I was lucky enough to present drafts of this dissertation to several different workshops and audiences. At Harvard, members of the North American Religions Colloquium and the Twentieth Century History Dissertation Group read some form of almost all of the chapters. The American Studies Workshop was also very useful. Further afield, the Religion and Violence Group of the American Academy of Religion, Collegium: Scholarship Serving Unitarian Universalism, the Unitarian Universalist Emerging Scholars, L’Association Française d’Etudes Américaines, and Starr King School for the Ministry all provided venues for me to present my work.

Financial support for my research and writing came from Harvard University’s Graduate School of Arts and Sciences in the form of a Merit and Term-Time Fellowship, a Dissertation Completion Fellowship, and three of Winkler Fellowships.
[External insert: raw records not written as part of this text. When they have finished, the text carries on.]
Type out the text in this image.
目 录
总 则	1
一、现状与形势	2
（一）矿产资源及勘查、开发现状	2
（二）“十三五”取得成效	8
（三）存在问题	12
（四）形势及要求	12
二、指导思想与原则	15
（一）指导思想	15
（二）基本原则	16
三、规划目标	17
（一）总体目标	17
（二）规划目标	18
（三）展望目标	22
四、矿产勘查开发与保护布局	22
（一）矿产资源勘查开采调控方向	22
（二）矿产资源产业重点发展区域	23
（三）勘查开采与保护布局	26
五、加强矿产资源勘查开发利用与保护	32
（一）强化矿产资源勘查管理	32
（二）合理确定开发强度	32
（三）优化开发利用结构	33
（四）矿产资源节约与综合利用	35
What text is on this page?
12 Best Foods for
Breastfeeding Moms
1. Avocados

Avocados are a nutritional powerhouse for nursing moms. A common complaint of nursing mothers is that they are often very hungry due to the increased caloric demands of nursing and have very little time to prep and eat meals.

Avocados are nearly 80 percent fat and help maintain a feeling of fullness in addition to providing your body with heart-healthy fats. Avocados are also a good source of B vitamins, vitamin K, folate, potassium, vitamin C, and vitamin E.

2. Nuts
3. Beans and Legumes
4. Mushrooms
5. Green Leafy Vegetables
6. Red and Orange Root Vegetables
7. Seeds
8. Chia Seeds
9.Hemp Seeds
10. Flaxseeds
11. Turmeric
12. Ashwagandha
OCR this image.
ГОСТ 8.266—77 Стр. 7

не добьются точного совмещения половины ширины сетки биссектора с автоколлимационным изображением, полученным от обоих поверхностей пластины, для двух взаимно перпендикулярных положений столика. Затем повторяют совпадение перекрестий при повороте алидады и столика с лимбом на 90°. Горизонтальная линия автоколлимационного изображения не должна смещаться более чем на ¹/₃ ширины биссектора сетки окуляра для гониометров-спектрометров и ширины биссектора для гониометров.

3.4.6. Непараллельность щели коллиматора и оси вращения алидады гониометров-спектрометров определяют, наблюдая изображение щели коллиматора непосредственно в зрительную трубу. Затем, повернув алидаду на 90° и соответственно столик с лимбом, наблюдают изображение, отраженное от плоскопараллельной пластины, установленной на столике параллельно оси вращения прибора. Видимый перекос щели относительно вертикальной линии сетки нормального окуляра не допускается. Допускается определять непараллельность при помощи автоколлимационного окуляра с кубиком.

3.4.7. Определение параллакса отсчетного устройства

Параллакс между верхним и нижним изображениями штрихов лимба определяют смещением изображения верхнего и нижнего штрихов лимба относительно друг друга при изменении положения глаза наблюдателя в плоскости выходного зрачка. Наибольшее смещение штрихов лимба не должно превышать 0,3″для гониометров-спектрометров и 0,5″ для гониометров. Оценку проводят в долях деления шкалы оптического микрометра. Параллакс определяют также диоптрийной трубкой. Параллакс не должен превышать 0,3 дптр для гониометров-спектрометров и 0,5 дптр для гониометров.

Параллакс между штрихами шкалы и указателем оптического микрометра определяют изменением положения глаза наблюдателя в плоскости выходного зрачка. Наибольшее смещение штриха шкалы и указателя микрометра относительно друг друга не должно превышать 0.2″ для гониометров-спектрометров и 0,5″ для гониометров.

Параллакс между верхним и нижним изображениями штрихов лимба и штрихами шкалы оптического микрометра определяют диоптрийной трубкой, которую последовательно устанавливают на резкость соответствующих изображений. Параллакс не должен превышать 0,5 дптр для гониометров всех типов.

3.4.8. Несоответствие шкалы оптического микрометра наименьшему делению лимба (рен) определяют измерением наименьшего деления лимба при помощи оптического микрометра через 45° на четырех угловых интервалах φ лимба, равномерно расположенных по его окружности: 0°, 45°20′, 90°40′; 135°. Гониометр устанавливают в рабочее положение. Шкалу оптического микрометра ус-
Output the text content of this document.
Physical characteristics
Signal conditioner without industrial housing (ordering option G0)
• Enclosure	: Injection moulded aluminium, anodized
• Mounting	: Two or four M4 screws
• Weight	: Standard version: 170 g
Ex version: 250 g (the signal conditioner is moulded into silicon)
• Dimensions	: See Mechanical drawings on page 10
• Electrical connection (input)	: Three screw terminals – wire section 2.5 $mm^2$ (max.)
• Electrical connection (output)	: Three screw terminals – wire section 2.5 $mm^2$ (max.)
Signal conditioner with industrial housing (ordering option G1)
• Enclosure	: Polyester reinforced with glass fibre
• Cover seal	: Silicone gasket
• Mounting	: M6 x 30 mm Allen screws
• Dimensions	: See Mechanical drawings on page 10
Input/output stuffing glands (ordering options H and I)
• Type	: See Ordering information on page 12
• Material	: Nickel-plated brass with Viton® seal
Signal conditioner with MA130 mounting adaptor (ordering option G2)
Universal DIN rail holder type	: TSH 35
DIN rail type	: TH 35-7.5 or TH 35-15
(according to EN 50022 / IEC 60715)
I also received a Graduate Seed Grant from Harvard’s Center for American Political Studies and several years of support from the American Studies Program. Support from the Fund for Nurturing Unitarian Universalist Scholarship, the Living Tradition Fund, the Joseph Sumner Smith Scholarship, and Joseph Gitler Fund for Religion and Ethics, all administered by the Unitarian Universalist Association, was vital. So too was support from the Biosophical Institute in the form of a Frederick Kettner Scholarship.

Thanks as well to all of the archives and libraries whose staff welcomed and worked with me. Material for the dissertation came from Washington State Historical Society, the Walter P. Reuther Library at Wayne State University, the Joseph A. Labadie Collection at the University of Michigan, the Hargrett Rare Book & Manuscript Library at the University of Georgia, the Indiana State Library, the Indiana State Historical Society, the New York Public Library’s Schomburg Center for Research in Black Culture, the Rare Book and Manuscript Library of Columbia University, and Houghton Library of Harvard University. I suspect Morgan Miller is the unofficial archivist of the American left. Thank you for providing me with IWW materials long thought destroyed. I have no idea how you collect everything you do.

Some final thanks are owed to the congregations that I served while studying in graduate school. My summer ministries at the First Parish Lexington and the First Parish Milton, my sabbatical ministry at the First Religious Society of Carlisle, and my year as minister of the First Parish Church, Ashby, all reminded me that religion can play a powerful role in creating movements for justice. The members of those congregations helped me to clarify my voice as an abolitionist and urged me to conduct scholarship that was relevant to the task of collective liberation. It is my sincerest hope that this dissertation is in that vein.